North American Range
Resident in the southern United States and north along the coasts to central California and North Carolina; south to Bermuda, Cuba, Isle of Pines, and southern Mexico. Adults from the south’s first brood migrate north in late spring and summer to temporarily colonize most of the United States and parts of southern Canada. Comments: The eyespots may be used to scare away predators.

The only species in this mostly tropical genus that pushes northward in the summer to breed, often migrating along river corridors. They lack cold tolerance and cannot overwinter. Both males and females are fast fliers. Males perch during the day on low plants or bare ground to watch for females, flying periodically to patrol or to chase other flying insects. Females lay eggs singly on leaf buds or on the upper-side of hostplants leaves. Caterpillars are solitary and eat the leaves of their hostplants and sequester toxins to deter predators.


Upperside is brown. Forewing with two orange cell bars and two eyespots; part of white subapical band appears in the largest lower eyespot. Hindwing has two eyespots; upper one is largest and contains a magenta crescent. Underside of hindwing is brown or tan in the summer form and red in the fall form.

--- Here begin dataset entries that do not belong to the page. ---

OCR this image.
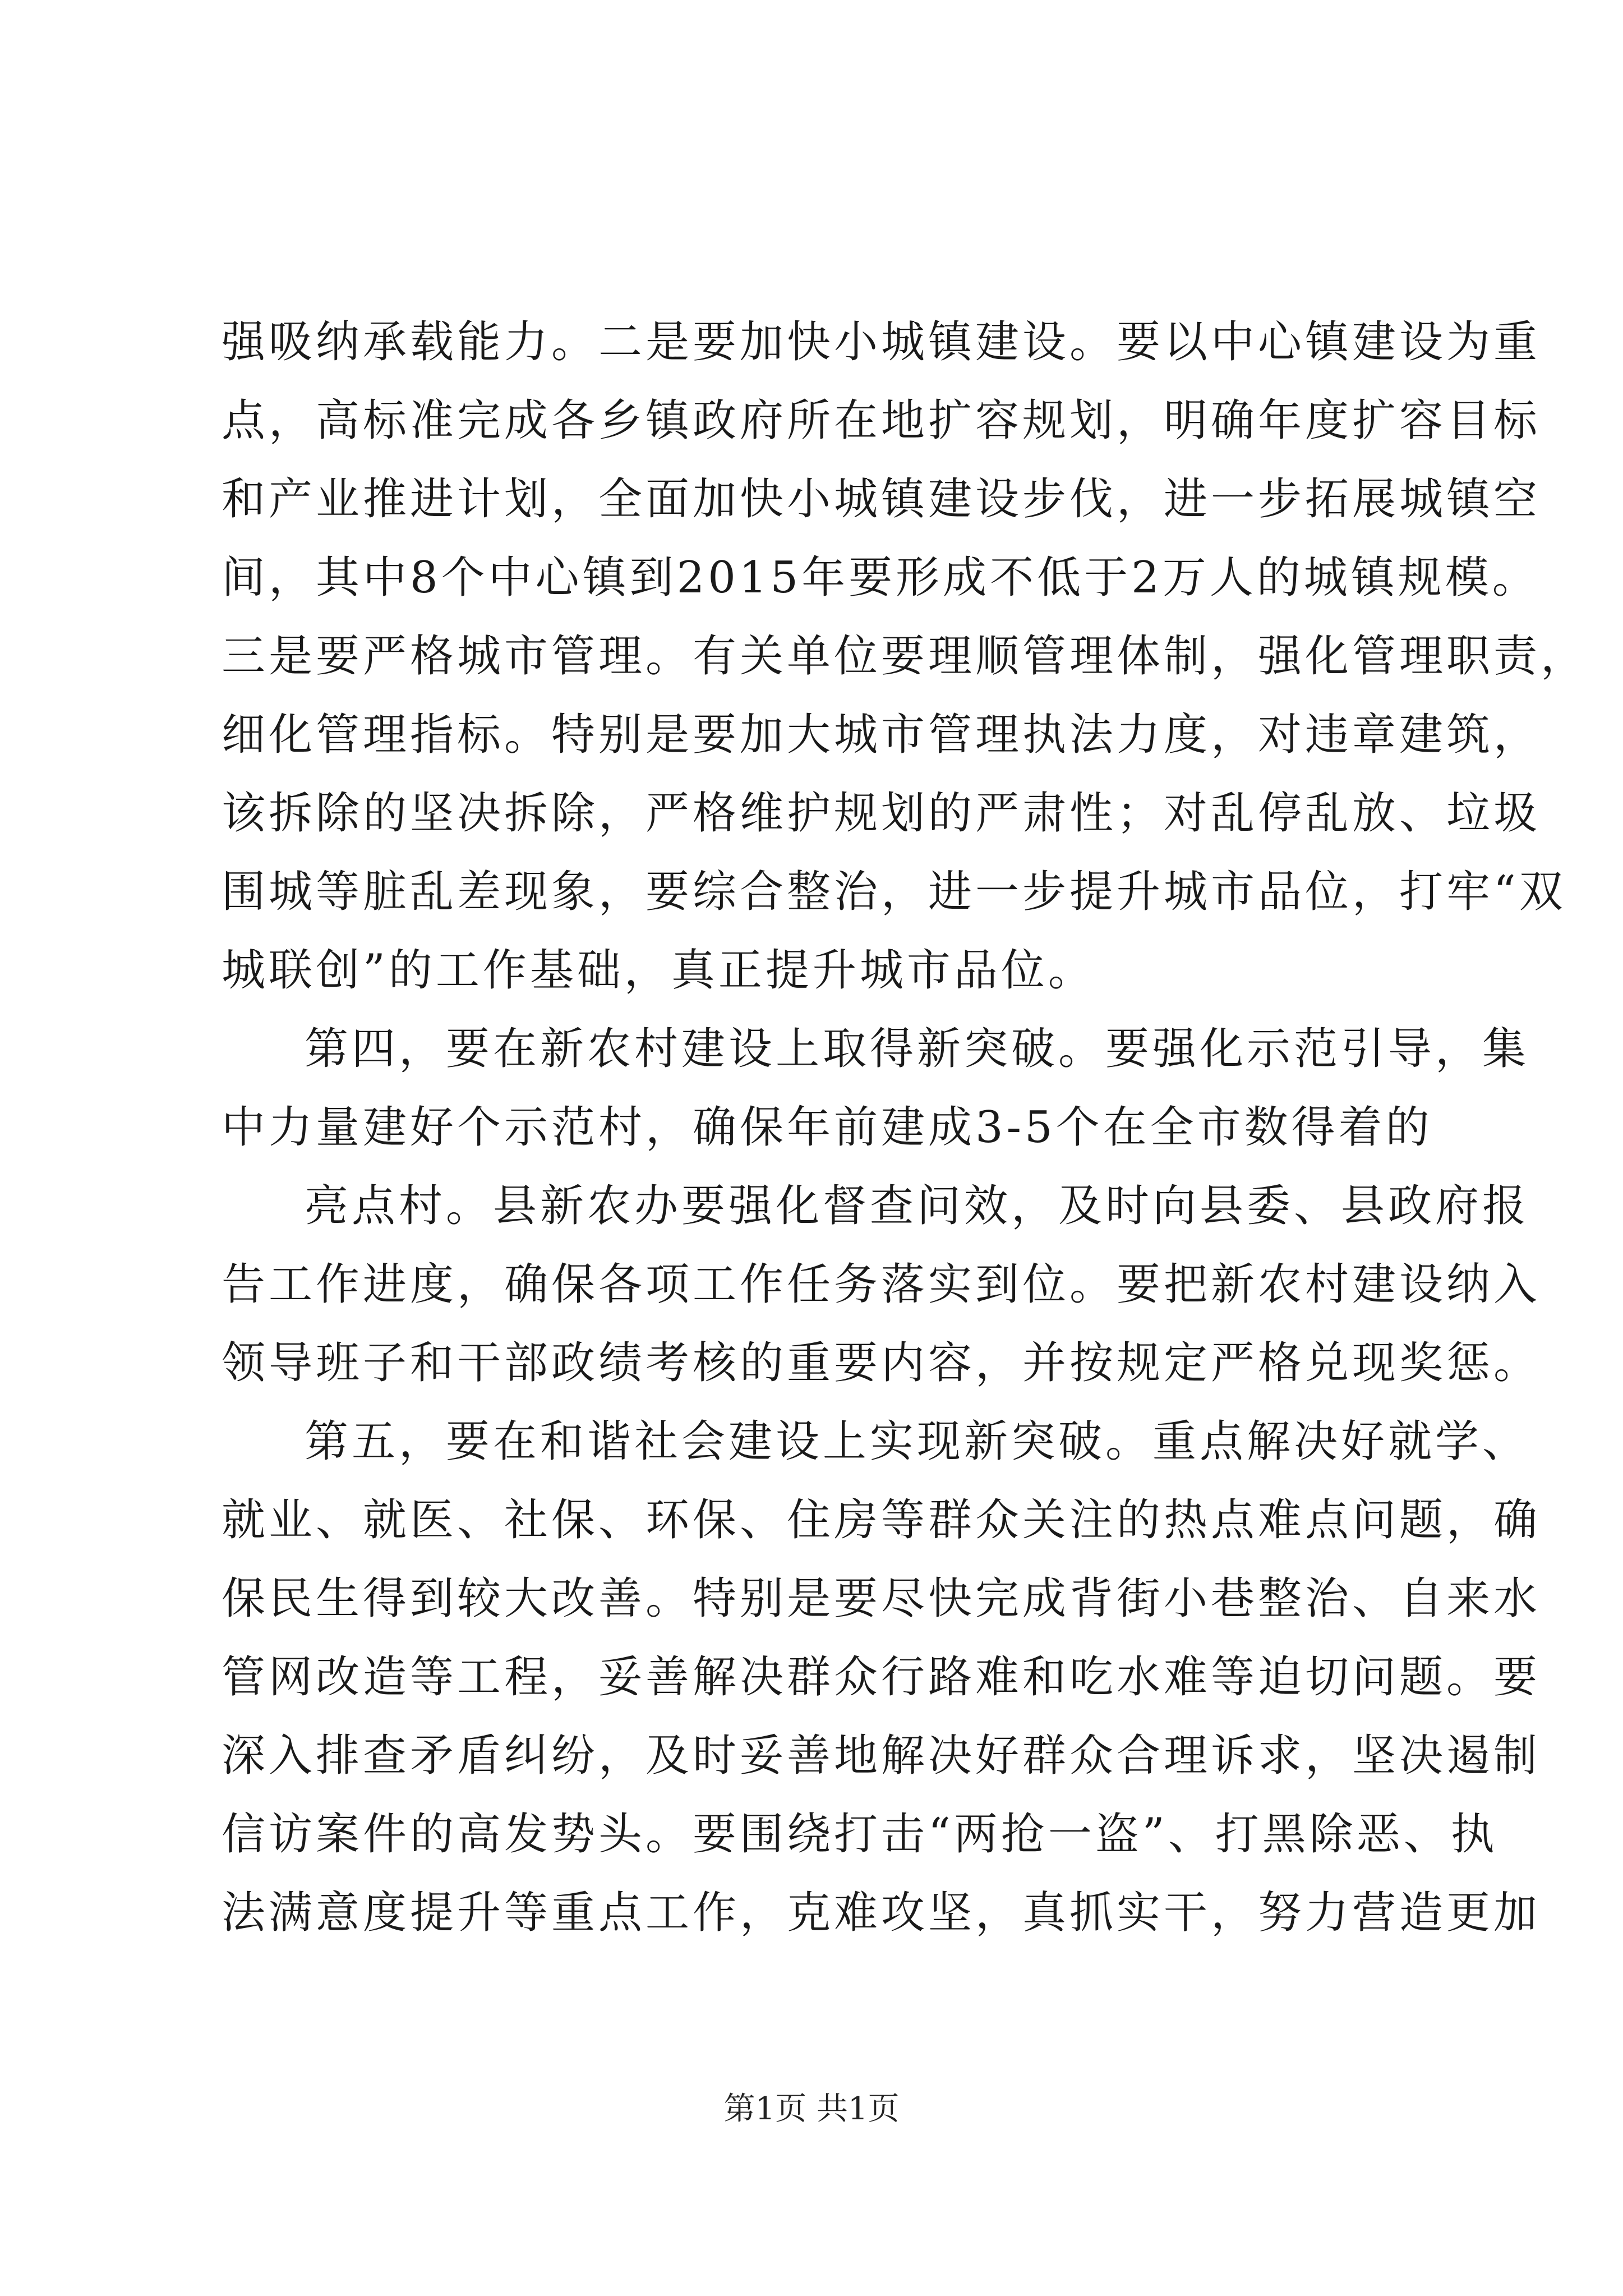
强吸纳承载能力。二是要加快小城镇建设。要以中心镇建设为重
点，高标准完成各乡镇政府所在地扩容规划，明确年度扩容目标
和产业推进计划，全面加快小城镇建设步伐，进一步拓展城镇空
间，其中8个中心镇到2015年要形成不低于2万人的城镇规模。
三是要严格城市管理。有关单位要理顺管理体制，强化管理职责，
细化管理指标。特别是要加大城市管理执法力度，对违章建筑，
该拆除的坚决拆除，严格维护规划的严肃性；对乱停乱放、垃圾
围城等脏乱差现象，要综合整治，进一步提升城市品位，打牢“双
城联创”的工作基础，真正提升城市品位。
第四，要在新农村建设上取得新突破。要强化示范引导，集
中力量建好个示范村，确保年前建成3-5个在全市数得着的
亮点村。县新农办要强化督查问效，及时向县委、县政府报
告工作进度，确保各项工作任务落实到位。要把新农村建设纳入
领导班子和干部政绩考核的重要内容，并按规定严格兑现奖惩。
第五，要在和谐社会建设上实现新突破。重点解决好就学、
就业、就医、社保、环保、住房等群众关注的热点难点问题，确
保民生得到较大改善。特别是要尽快完成背街小巷整治、自来水
管网改造等工程，妥善解决群众行路难和吃水难等迫切问题。要
深入排查矛盾纠纷，及时妥善地解决好群众合理诉求，坚决遏制
信访案件的高发势头。要围绕打击“两抢一盗”、打黑除恶、执
法满意度提升等重点工作，克难攻坚，真抓实干，努力营造更加
第1页 共1页
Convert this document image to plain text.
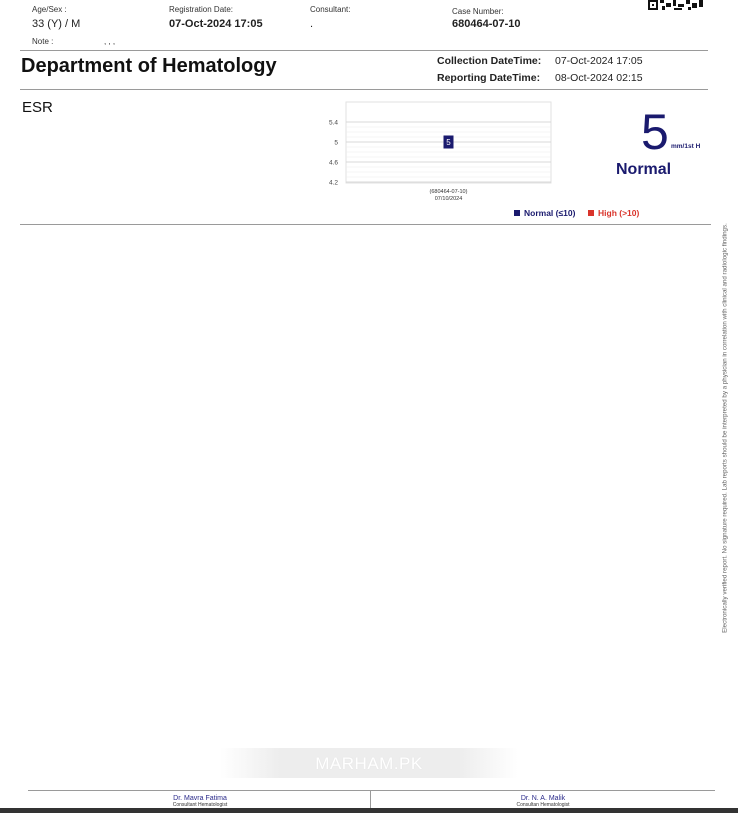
Age/Sex :
33 (Y) / M
Registration Date:
07-Oct-2024 17:05
Consultant:
.
Case Number:
680464-07-10
Note :	, , ,
Department of Hematology	Collection DateTime: 07-Oct-2024 17:05
Reporting DateTime: 08-Oct-2024 02:15
ESR
5.4
5
4.6
4.2
5
(680464-07-10)
07/10/2024
5 mm/1st H
Normal
Normal (≤10)	High (>10)
Electronically verified report. No signature required. Lab reports should be interpreted by a physician in correlation with clinical and radiologic findings.
MARHAM.PK
Dr. Mavra Fatima
Consultant Hematologist
Dr. N. A. Malik
Consultan Hematologist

In the South they have two to four broods and fly from May through October. Four records during VBS: 26 May 2004 in Pownal (K. Hemeon), 11 August 2006 in Brandon (J. Bush), 23 August 2006 in Chester (M. Reiter), and 15 September 2006 in Pownal (K. Hemeon). The May record suggests that it may breed in Vermont in some years.

Distribution and Habitat

A southern species only rarely found in the state. There are no known historic records only four reported during our survey from the southern half of Vermont. They are found in open habitats with low vegetation and bare ground. Caterpillar hosts are Snapdragon (Antirrhinum), Toadflax (Linaria) and plantain (Plantago). Adults nectar at aster (Aster), Chickory (Cichorium intybus), Gumweed (Grindelia) and others.